Today I’m reflecting on ASQ’s Global State of Quality research, as I have many times in the past month. As I wrote before, the Global State of Quality is a massive research project that surveyed 1,991 organizations in 22 countries on how they practice quality. You can see the research on the Global State of Quality site.
Let me refer you to page 27.
We speak a lot about customer service and transparency, which is why this metric from The Global State of Quality caught my eye: 68% of organizations share quality metrics with customers. Specifically, 27% strongly agreed and 41% somewhat agreed with this statement: Information on our product or service quality performance is shared with customers.
Have you ever bought a car without seeking quality information about it—either from the manufacturer or elsewhere? How about electronics or home appliances? I know I haven’t. I often get my knowledge from customer ratings, but how about from the company directly? Would I trust the data companies provide?

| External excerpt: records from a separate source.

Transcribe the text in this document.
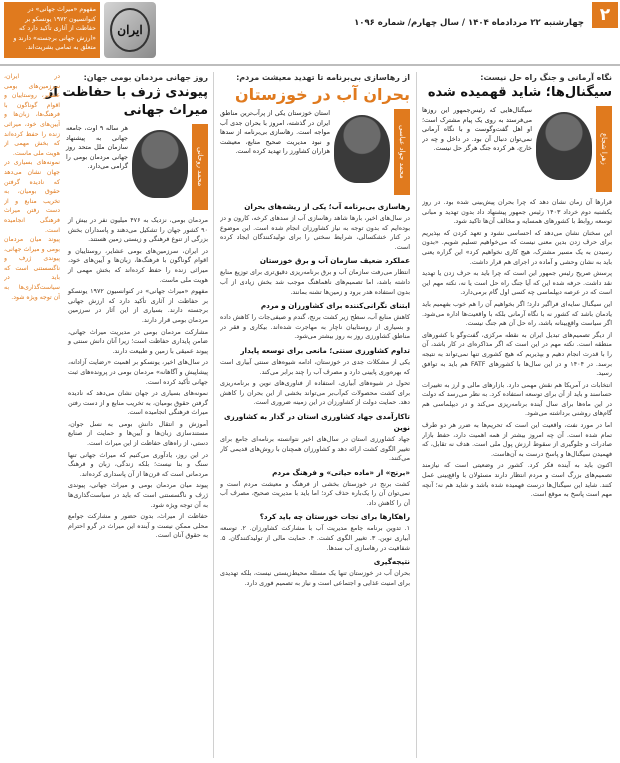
۲
چهارشنبه ۲۲ مرداد‌ماه ۱۴۰۴ / سال چهارم/ شماره ۱۰۹۶
ایران
مفهوم «میراث جهانی» در کنوانسیون ۱۹۷۲ یونسکو بر حفاظت از آثاری تأکید دارد که «ارزش جهانی برجسته» دارند و متعلق به تمامی بشریت‌اند.
نگاه آرمانی و جنگ راه حل نیست:
سیگنال‌ها؛ شاید قهمیده شده
زهرا شجاع
سیگنال‌هایی که رئیس‌جمهور این روزها می‌فرستد به روی یک پیام مشترک است؛ او اهل گفت‌وگوست و با نگاه آرمانی نمی‌توان دنبال آن بود. در داخل و چه در خارج، هر کرده جنگ هرگز حل نیست.

قرارها آن زمان نشان دهد که چرا بحران پیش‌بینی شده بود. در روز یکشنبه دوم خرداد ۱۴۰۳ رئیس جمهور پیشنهاد داد بدون تهدید و مبانی توسعه روابط با کشورهای همسایه و مخالف آن‌ها تاکید شود.

این سخنان نشان می‌دهد که احساسی نشود و تعهد کردن که بپذیریم برای حرف زدن بدین معنی نیست که می‌خواهیم تسلیم شویم. «بدون رسیدن به یک مسیر مشترک، هیچ کاری نخواهیم کرد» این گزاره یعنی باید به نشان وحشی و آماده در اجرای هم قرار داشت.

پرسش صریح رئیس جمهور این است که چرا باید به حرف زدن یا تهدید نقد داشت. حرفه شده این که آیا جنگ راه حل است یا نه، نکته مهم این است که در عرصه دیپلماسی چه کسی اول گام برمی‌دارد.

این سیگنال سایه‌ای فراگیر دارد؛ اگر بخواهیم آن را هم خوب بفهمیم باید یادمان باشد که کشور نه با نگاه آرمانی بلکه با واقعیت‌ها اداره می‌شود. اگر سیاست واقع‌بینانه باشد، راه حل آن هم جنگ نیست.

از دیگر تصمیم‌های تبدیل ایران به نقطه مرکزی، گفت‌وگو با کشورهای منطقه است. نکته مهم در این است که اگر مذاکره‌ای در کار باشد، آن را با قدرت انجام دهیم و بپذیریم که هیچ کشوری تنها نمی‌تواند به نتیجه برسد. در ۱۴۰۴ و در این سال‌ها با کشورهای FATF هم باید به توافق رسید.

انتخابات در آمریکا هم نقش مهمی دارد. بازارهای مالی و ارز به تغییرات حساسند و باید از آن برای توسعه استفاده کرد. به نظر می‌رسد که دولت در این ماه‌ها برای سال آینده برنامه‌ریزی می‌کند و در دیپلماسی هم گام‌های روشنی برداشته می‌شود.

اما در مورد نفت، واقعیت این است که تحریم‌ها به ضرر هر دو طرف تمام شده است. آن چه امروز بیشتر از همه اهمیت دارد، حفظ بازار صادرات و جلوگیری از سقوط ارزش پول ملی است. هدف نه تقابل، که فهمیدن سیگنال‌ها و پاسخ درست به آن‌هاست.

اکنون باید به آینده فکر کرد. کشور در وضعیتی است که نیازمند تصمیم‌های بزرگ است و مردم انتظار دارند مسئولان با واقع‌بینی عمل کنند. شاید این سیگنال‌ها درست فهمیده شده باشد و شاید هم نه؛ آنچه مهم است پاسخ به موقع است.

از رهاسازی بی‌برنامه تا تهدید معیشت مردم:
بحران آب در خوزستان
محمد جواد عباسی
استان خوزستان یکی از پرآب‌ترین مناطق ایران در گذشته، امروز با بحران جدی آب مواجه است. رهاسازی بی‌برنامه از سدها و نبود مدیریت صحیح منابع، معیشت هزاران کشاورز را تهدید کرده است.
رهاسازی بی‌برنامه آب؛ یکی از ریشه‌های بحران

در سال‌های اخیر، بارها شاهد رهاسازی آب از سدهای کرخه، کارون و دز بوده‌ایم که بدون توجه به نیاز کشاورزان انجام شده است. این موضوع در کنار خشکسالی، شرایط سختی را برای تولیدکنندگان ایجاد کرده است.

عملکرد ضعیف سازمان آب و برق خوزستان

انتظار می‌رفت سازمان آب و برق برنامه‌ریزی دقیق‌تری برای توزیع منابع داشته باشد، اما تصمیم‌های ناهماهنگ موجب شد بخش زیادی از آب بدون استفاده هدر برود و زمین‌ها تشنه بمانند.

ابتنای نگرانی‌کننده برای کشاورزان و مردم

کاهش منابع آب، سطح زیر کشت برنج، گندم و صیفی‌جات را کاهش داده و بسیاری از روستاییان ناچار به مهاجرت شده‌اند. بیکاری و فقر در مناطق کشاورزی روز به روز بیشتر می‌شود.

تداوم کشاورزی سنتی؛ مانعی برای توسعه پایدار

یکی از مشکلات جدی در خوزستان، ادامه شیوه‌های سنتی آبیاری است که بهره‌وری پایینی دارد و مصرف آب را چند برابر می‌کند.

تحول در شیوه‌های آبیاری، استفاده از فناوری‌های نوین و برنامه‌ریزی برای کشت محصولات کم‌آب‌بر می‌تواند بخشی از این بحران را کاهش دهد. حمایت دولت از کشاورزان در این زمینه ضروری است.

تاکارآمدی جهاد کشاورزی استان در گذار به کشاورزی نوین

جهاد کشاورزی استان در سال‌های اخیر نتوانسته برنامه‌ای جامع برای تغییر الگوی کشت ارائه دهد و کشاورزان همچنان با روش‌های قدیمی کار می‌کنند.

«برنج» از «ماده حیاتی» و فرهنگ مردم

کشت برنج در خوزستان بخشی از فرهنگ و معیشت مردم است و نمی‌توان آن را یک‌باره حذف کرد؛ اما باید با مدیریت صحیح، مصرف آب آن را کاهش داد.

راهکارها برای نجات خوزستان چه باید کرد؟

۱. تدوین برنامه جامع مدیریت آب با مشارکت کشاورزان. ۲. توسعه آبیاری نوین. ۳. تغییر الگوی کشت. ۴. حمایت مالی از تولیدکنندگان. ۵. شفافیت در رهاسازی آب سدها.

نتیجه‌گیری

بحران آب در خوزستان تنها یک مسئله محیط‌زیستی نیست، بلکه تهدیدی برای امنیت غذایی و اجتماعی است و نیاز به تصمیم فوری دارد.

روز جهانی مردمان بومی جهان:
پیوندی ژرف با حفاظت از میراث جهانی
محمد روحانی
هر ساله ۹ اوت، جامعه جهانی به پیشنهاد سازمان ملل متحد روز جهانی مردمان بومی را گرامی می‌دارد.

مردمان بومی، نزدیک به ۴۷۶ میلیون نفر در بیش از ۹۰ کشور جهان را تشکیل می‌دهند و پاسداران بخش بزرگی از تنوع فرهنگی و زیستی زمین هستند.

در ایران، سرزمین‌های بومی عشایر، روستاییان و اقوام گوناگون با فرهنگ‌ها، زبان‌ها و آیین‌های خود، میراثی زنده را حفظ کرده‌اند که بخش مهمی از هویت ملی ماست.

مفهوم «میراث جهانی» در کنوانسیون ۱۹۷۲ یونسکو بر حفاظت از آثاری تأکید دارد که ارزش جهانی برجسته دارند. بسیاری از این آثار در سرزمین مردمان بومی قرار دارند.

مشارکت مردمان بومی در مدیریت میراث جهانی، ضامن پایداری حفاظت است؛ زیرا آنان دانش سنتی و پیوند عمیقی با زمین و طبیعت دارند.

در سال‌های اخیر، یونسکو بر اهمیت «رضایت آزادانه، پیشاپیش و آگاهانه» مردمان بومی در پرونده‌های ثبت جهانی تأکید کرده است.

نمونه‌های بسیاری در جهان نشان می‌دهد که نادیده گرفتن حقوق بومیان، به تخریب منابع و از دست رفتن میراث فرهنگی انجامیده است.

آموزش و انتقال دانش بومی به نسل جوان، مستندسازی زبان‌ها و آیین‌ها و حمایت از صنایع دستی، از راه‌های حفاظت از این میراث است.

در این روز، یادآوری می‌کنیم که میراث جهانی تنها سنگ و بنا نیست؛ بلکه زندگی، زبان و فرهنگ مردمانی است که قرن‌ها از آن پاسداری کرده‌اند.

پیوند میان مردمان بومی و میراث جهانی، پیوندی ژرف و ناگسستنی است که باید در سیاست‌گذاری‌ها به آن توجه ویژه شود.

حفاظت از میراث، بدون حضور و مشارکت جوامع محلی ممکن نیست و آینده این میراث در گرو احترام به حقوق آنان است.

در ایران، سرزمین‌های بومی عشایر، روستاییان و اقوام گوناگون با فرهنگ‌ها، زبان‌ها و آیین‌های خود، میراثی زنده را حفظ کرده‌اند که بخش مهمی از هویت ملی ماست.

نمونه‌های بسیاری در جهان نشان می‌دهد که نادیده گرفتن حقوق بومیان، به تخریب منابع و از دست رفتن میراث فرهنگی انجامیده است.

پیوند میان مردمان بومی و میراث جهانی، پیوندی ژرف و ناگسستنی است که باید در سیاست‌گذاری‌ها به آن توجه ویژه شود.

I do find it encouraging that more than half of respondents communicate with customers and seek to understand product performance through their eyes (also on page 27). And a bit more than half agree that the customer is the only person qualified to specify what “quality” means—an oft-debated concept in the quality community. What does the other half think?
Influential Voices blogger John Priebe blogged about releasing quality metrics to the public. He’s strongly in favor of it—it’s a matter of transparency. Are you? Why or why not?